Question 2: to calculate P for LED, I use 5mA at 2.9V = 145 mW - which is normal conditions for LED (page 2 from LED datasheet) - good assumption?

I came up with 580nH - is this correct?

Answer 1

Yes. Your application of the formula is correct. I can provide part numbers for better LEDs than that. "Soon" ... (just stumbled out of bed to complete a report)

At about 15 mW a 'good' modern LED will give >= 150 l/W or about 2.25 lumen. That's enough to illuminate 1+ sheet of A3 paper to good readable level with colour well discerned. If illuminating a small enclosed space it should be more than you need.

The formula (from above) is

$$ P = {V_{in}^2 \over L \cdot 10^-6} $$

or

$$ L = {V_{in}^2 \over P \cdot 10^{-6}} $$

\$L\$ in henries, or remove \$10^{-6}\$ and use \$L\$ in μH.

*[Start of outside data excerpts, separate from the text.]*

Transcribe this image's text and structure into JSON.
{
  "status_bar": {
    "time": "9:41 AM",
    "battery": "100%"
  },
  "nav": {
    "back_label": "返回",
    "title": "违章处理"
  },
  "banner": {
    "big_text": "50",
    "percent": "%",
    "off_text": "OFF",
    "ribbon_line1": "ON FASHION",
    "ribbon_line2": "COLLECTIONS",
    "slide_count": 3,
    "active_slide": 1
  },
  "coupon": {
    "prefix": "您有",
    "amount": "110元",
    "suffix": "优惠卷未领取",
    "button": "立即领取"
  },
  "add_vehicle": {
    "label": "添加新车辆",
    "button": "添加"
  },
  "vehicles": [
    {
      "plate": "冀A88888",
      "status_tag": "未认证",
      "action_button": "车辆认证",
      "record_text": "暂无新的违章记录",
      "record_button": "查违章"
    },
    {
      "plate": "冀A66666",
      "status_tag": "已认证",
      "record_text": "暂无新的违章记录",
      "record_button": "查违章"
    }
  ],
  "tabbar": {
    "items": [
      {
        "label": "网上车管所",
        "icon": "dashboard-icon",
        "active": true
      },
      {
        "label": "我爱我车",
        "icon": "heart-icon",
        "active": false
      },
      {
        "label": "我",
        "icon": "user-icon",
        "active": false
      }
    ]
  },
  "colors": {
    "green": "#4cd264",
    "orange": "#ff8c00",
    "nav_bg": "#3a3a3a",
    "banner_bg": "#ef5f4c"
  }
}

With this sort of IC the brightness varies approximately with the square of the input voltage so you get a power ratio of 9:4 for voltage changing from 3V to 2V.

• A 2:1 difference is hardly noticeable to the eye if you look at one light at a time.
• Look at two side by side and you can distinguish down to the 20% - 50% difference range.
• "Wall wash" with two LEDs side by side and you can typically see differences down to 10%.

LED: Look at Cree ML-E to start. There are much better now. More on that soonish.